Africa-Press – Congo Kinshasa. Depuis plusieurs semaines, l ‘élection souhaitée, de l’économiste Faustin Luanga, ambassadeur itinérant du Président Felix Tshisekedi, au poste stratégique de Secrétaire Exécutif de la SADC, ne faisait plus l’ombre d’un doute, du moins à la cité de l’Union africaine qui abrite le Quartier Général du chef de l’État congolais.
La conquête de ce point de visibilité régional s’imposait, il est vrai, comme une consolation après la déconvenue enregistrée, il y a quelques mois, au Conseil de sécurité de l’ONU où la RDC briguait pourtant un siège de membre non permanent.
La certitude a finalement été balayée par les chefs d’État de la SADC, réunis en sommet le 17 août 2021 à Lilongwe (Malawi) et qui ont accordé leur confiance au botswanais Elias Magosi , jettant dans le décor la RDC de Tshisekedi portée par une diplomatie dont l’histoire semble désormais s’écrire en lettres de défaite.
Comment expliquer cette déroute diplomatique qui intervient alors que le Président congolais préside l’Union africaine ? Les analystes les plus sévères estimaient que l’arrivée de Christophe Lutundula aurait pu booster la diplomatie jugée balbutiante de la Ministre Marie Ntumba Nzeza. Il n’en est rien, le gouffre est aujourd’hui béant.

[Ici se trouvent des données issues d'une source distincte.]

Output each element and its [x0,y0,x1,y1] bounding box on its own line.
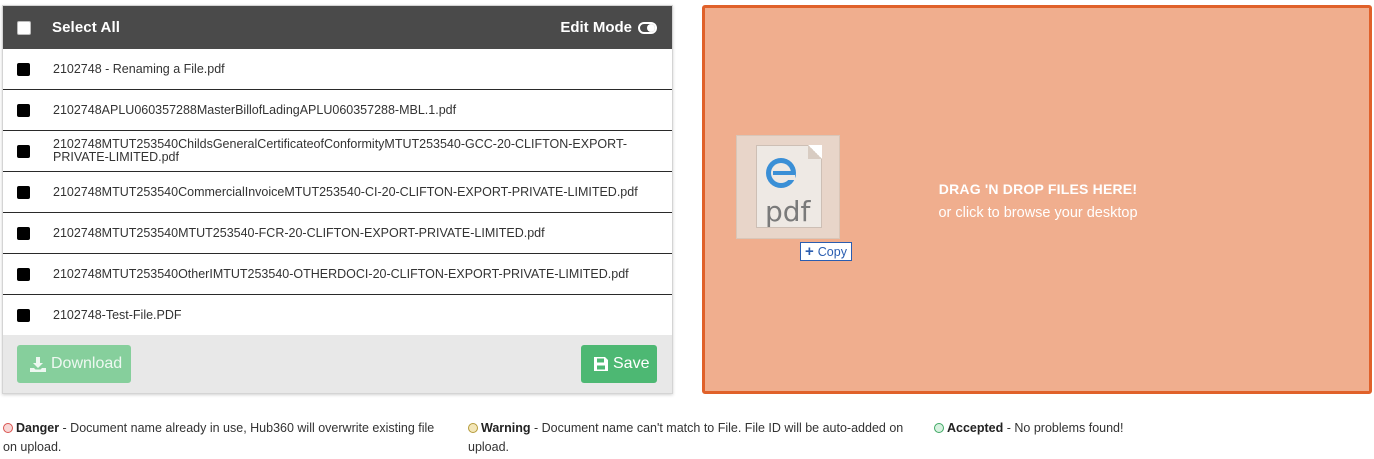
save-button[interactable]: Save [581,345,657,383]
legend-accepted: Accepted - No problems found! [934,419,1334,438]
legend-warning-text: - Document name can't match to File. Fil… [468,421,904,454]
pdf-document-icon: pdf [756,145,822,228]
file-name: 2102748MTUT253540ChildsGeneralCertificat… [53,137,628,164]
file-name: 2102748-Test-File.PDF [53,307,182,322]
edge-browser-icon [765,157,797,194]
file-row[interactable]: 2102748APLU060357288MasterBillofLadingAP… [3,90,672,131]
floppy-disk-icon [594,357,608,371]
file-checkbox[interactable] [17,226,30,240]
file-panel: Select All Edit Mode 2102748 - Renaming … [2,5,673,394]
download-icon [30,356,46,372]
select-all-checkbox[interactable] [17,20,31,35]
file-row[interactable]: 2102748MTUT253540OtherIMTUT253540-OTHERD… [3,254,672,295]
dropzone-title: DRAG 'N DROP FILES HERE! [938,181,1138,197]
legend-danger: Danger - Document name already in use, H… [3,419,443,457]
file-row[interactable]: 2102748MTUT253540MTUT253540-FCR-20-CLIFT… [3,213,672,254]
legend-danger-text: - Document name already in use, Hub360 w… [3,421,435,454]
toggle-switch-icon[interactable] [638,21,657,34]
file-checkbox[interactable] [17,103,30,117]
copy-label: Copy [817,244,847,259]
file-row[interactable]: 2102748MTUT253540CommercialInvoiceMTUT25… [3,172,672,213]
file-checkbox[interactable] [17,144,30,158]
file-name: 2102748MTUT253540CommercialInvoiceMTUT25… [53,184,638,199]
legend-warning: Warning - Document name can't match to F… [468,419,908,457]
download-label: Download [51,355,123,372]
legend-accepted-label: Accepted [947,421,1004,435]
pdf-icon-label: pdf [765,195,811,228]
select-all-label[interactable]: Select All [52,19,120,36]
danger-status-dot-icon [3,423,13,433]
dropzone-instructions: DRAG 'N DROP FILES HERE! or click to bro… [933,181,1143,221]
file-panel-header: Select All Edit Mode [3,6,672,49]
file-list: 2102748 - Renaming a File.pdf 2102748APL… [3,49,672,336]
accepted-status-dot-icon [934,423,944,433]
file-checkbox[interactable] [17,308,30,322]
file-row[interactable]: 2102748MTUT253540ChildsGeneralCertificat… [3,131,672,172]
save-label: Save [613,355,650,372]
file-panel-footer: Download Save [3,335,672,393]
download-button[interactable]: Download [17,345,131,383]
file-name: 2102748MTUT253540MTUT253540-FCR-20-CLIFT… [53,225,545,240]
dragged-pdf-file-icon: pdf [736,135,840,239]
plus-icon: + [805,242,814,260]
file-checkbox[interactable] [17,62,30,76]
dropzone-subtitle: or click to browse your desktop [938,205,1138,221]
file-checkbox[interactable] [17,185,30,199]
legend-accepted-text: - No problems found! [1003,421,1124,435]
file-name: 2102748MTUT253540OtherIMTUT253540-OTHERD… [53,266,629,281]
file-name: 2102748APLU060357288MasterBillofLadingAP… [53,102,457,117]
file-checkbox[interactable] [17,267,30,281]
file-dropzone[interactable]: pdf + Copy DRAG 'N DROP FILES HERE! or c… [702,5,1372,394]
legend-danger-label: Danger [16,421,60,435]
file-row[interactable]: 2102748-Test-File.PDF [3,295,672,336]
copy-cursor-tag: + Copy [800,242,852,261]
edit-mode-toggle[interactable]: Edit Mode [560,19,657,36]
file-name: 2102748 - Renaming a File.pdf [53,61,225,76]
legend-warning-label: Warning [481,421,531,435]
edit-mode-label: Edit Mode [560,19,632,36]
file-row[interactable]: 2102748 - Renaming a File.pdf [3,49,672,90]
warning-status-dot-icon [468,423,478,433]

La machine diplomatique présidentielle semble s’être emparée des grands leviers du secteur réduisant le Ministre Lutundula au rang d’observateur impuissant. Il n’aura donc pas réussi à faire taire la cacophonie diplomatique et à tenir en respect l’armée pléthorique des diplomates de Felix Tshisekedi.
C’est donc l’échec qui s’offre à ce régime, recroquevillé dans ce que certains observateurs décrivent comme une arrogance mal indiquée dans le jeu des relations internationales. Il faut dire que les maladresses ne manquent pas. Tina Salama, chargé de communication à la présidence de la République, lançait encore récemment un tweet citant les pays de la SADC qui promettaient un soutien au candidat congolais!
Et puis il y a les signes qui ne trompent pas. La détérioration de la situation politique en RDC ne semble pas plaidé en faveur d’un rayonnement diplomatique du régime Tshisekedi. A la SADC, les standards démocratiques ça compte. Tout laisse croire que l’avenir risque d’être sombre pour le camp Tshisekedi qui devra naviguer entre crises politiques et isolement diplomatique. la suite peut se deviner.
Barnabé Kikaya Bin Karubi, diplomate connu pour son expertise et la maîtrise du jeu des réseaux, avait pourtant tiré la sonnette d’alarme, déplorant la faiblesse de la diplomatie congolaise. En retour, il aurait subi la foudre des bonzes du régime décidés à en découdre avec lui. Sans expertise valable dans ce secteur , la RDC collectionera les mauvaises notes.